Recently at work, in fact, I helped work on an HTML5 prototype for a huge agency pitch the company did in New Jersey at the beginning of December. We did really well, and the project’s taken on a life of its own, continuing to be built and refined; it will eventually (in January) be revised into a real project instead of just a demo, and I’ll be working on that too. It’s pretty neat to have been involved in something so huge only a couple of months after starting. Daunting, to be sure–and there were a lot of stressful hours and a few delirious late nights in the office, including one time where there were only two of us and they were filming a movie down in the alley outside our office building involving many teenagers shrieking at the same time; both of us thought we were about to be murdered, I think.

But here we are now and tomorrow’s the last day before the holidays and I have a job to come back to, some great things on the horizon (like Love is a Poverty You Can Sell at Next Stage!) and a trip home coming up fast. Things are all right! (even though we didn’t get Yu Darvish)

Oh, you know

I never post, I know, sometimes it’s hard to decide what to pull out of the jumble and tease into a real, coherent string of words. Life’s been a whirlwind lately.

So around the same time I started this incarnation of my blogging self, I started a new job. It’s been six weeks now(!) and I think I’ve mostly settled in, getting used to the routines and the rhythm of things, understanding what the deadlines are and just how stuff works. It’s a great place, at least from what I’ve experienced so far. Chaotic, to be sure, but it’s kind of how I do things. Order is weird.

It’s really nice, too:

Taken, I assume, prior to my first deadline — in the office early, in the morning darkness, wondering how it was all going to get done. (It got done.)

I’ve been thoroughly enjoying myself.
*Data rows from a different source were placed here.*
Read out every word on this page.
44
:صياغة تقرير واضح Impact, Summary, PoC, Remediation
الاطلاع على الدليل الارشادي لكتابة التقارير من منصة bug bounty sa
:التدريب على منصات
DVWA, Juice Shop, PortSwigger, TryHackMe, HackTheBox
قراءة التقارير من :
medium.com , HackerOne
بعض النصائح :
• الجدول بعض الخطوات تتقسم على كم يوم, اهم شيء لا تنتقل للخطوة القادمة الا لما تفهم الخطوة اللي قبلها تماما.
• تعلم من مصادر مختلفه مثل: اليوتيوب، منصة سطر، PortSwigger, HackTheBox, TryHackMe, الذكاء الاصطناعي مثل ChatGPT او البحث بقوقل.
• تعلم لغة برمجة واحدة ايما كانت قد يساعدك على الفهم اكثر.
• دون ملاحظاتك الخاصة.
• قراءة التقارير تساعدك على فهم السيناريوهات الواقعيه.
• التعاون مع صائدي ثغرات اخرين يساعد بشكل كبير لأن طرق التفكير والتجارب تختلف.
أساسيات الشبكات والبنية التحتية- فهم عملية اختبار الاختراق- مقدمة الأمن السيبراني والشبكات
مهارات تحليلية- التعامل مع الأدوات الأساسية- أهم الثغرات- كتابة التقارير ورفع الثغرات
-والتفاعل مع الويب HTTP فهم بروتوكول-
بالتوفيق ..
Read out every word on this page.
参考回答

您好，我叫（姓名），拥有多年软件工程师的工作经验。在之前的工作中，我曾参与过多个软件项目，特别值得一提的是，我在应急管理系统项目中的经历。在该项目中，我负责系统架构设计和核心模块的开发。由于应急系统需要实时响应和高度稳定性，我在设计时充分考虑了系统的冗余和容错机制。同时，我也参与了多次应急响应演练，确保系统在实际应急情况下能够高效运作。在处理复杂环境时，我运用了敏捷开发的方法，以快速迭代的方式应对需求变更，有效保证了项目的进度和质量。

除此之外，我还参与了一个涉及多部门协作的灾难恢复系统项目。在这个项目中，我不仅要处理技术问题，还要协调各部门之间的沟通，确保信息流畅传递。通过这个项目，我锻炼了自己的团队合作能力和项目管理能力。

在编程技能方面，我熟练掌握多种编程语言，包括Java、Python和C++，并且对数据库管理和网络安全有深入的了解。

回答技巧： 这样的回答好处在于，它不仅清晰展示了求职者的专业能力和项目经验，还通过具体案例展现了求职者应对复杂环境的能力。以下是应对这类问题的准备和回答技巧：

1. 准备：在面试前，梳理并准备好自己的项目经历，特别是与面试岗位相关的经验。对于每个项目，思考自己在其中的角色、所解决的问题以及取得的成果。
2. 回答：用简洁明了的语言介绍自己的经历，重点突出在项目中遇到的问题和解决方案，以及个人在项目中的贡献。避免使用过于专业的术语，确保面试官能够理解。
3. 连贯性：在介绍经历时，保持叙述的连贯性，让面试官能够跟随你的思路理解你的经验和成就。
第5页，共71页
I still don’t quite believe it when someone says things like “Well, Ruhee’s the one who knows HTML5 here”, or “Ruhee’s our expert on [whatever]“. I don’t feel like an expert in anything, really, not when I have coworkers who know more than I feel like I might ever know, and when a year ago I didn’t know what any of the stuff I’m doing now even was.

I have a music degree. I did a postgrad certificate in web development because it seemed like a good idea and something that might get me an okay job, even though the course titles — “Web Application Development”, “Database Design” — at the time seemed dull, horrible, boring. And I ended up loving it, so much that now I say I’m a “web developer and musician” instead of a “musician and web developer”. I love doing this stuff. It’s exciting and cool and lets my brain think about stuff that isn’t music, which is nice for a change.

Yeah. I’m not an expert (yet). But it’s neat to see how much I’ve learned in six weeks. I looked at my notes from my first week the other day, and it said stuff like “How to animate a stack of images?” and “Can HTML5 canvas do this?” Now I’ve got programming for iOS touch events under my belt, and CSS3 animations, and all this other stuff. This is easily the best part about being a developer. I consider myself lucky if I show up to work and I don’t know how to do 50% of the stuff on my to-do list. If I leave work knowing how to do all those things, it’s been a really good day.

Also, one of my coworkers introduced me to the office shared music drive the other day, which has already provided me with countless hours of good listenin’, and I’m sure will continue to do so for quite some time. Another one provided me with a bunch of Arthur Russell albums I didn’t have (they are amazing) and completely bested me in Talking Heads knowledge. I guess I’m in pretty good hands.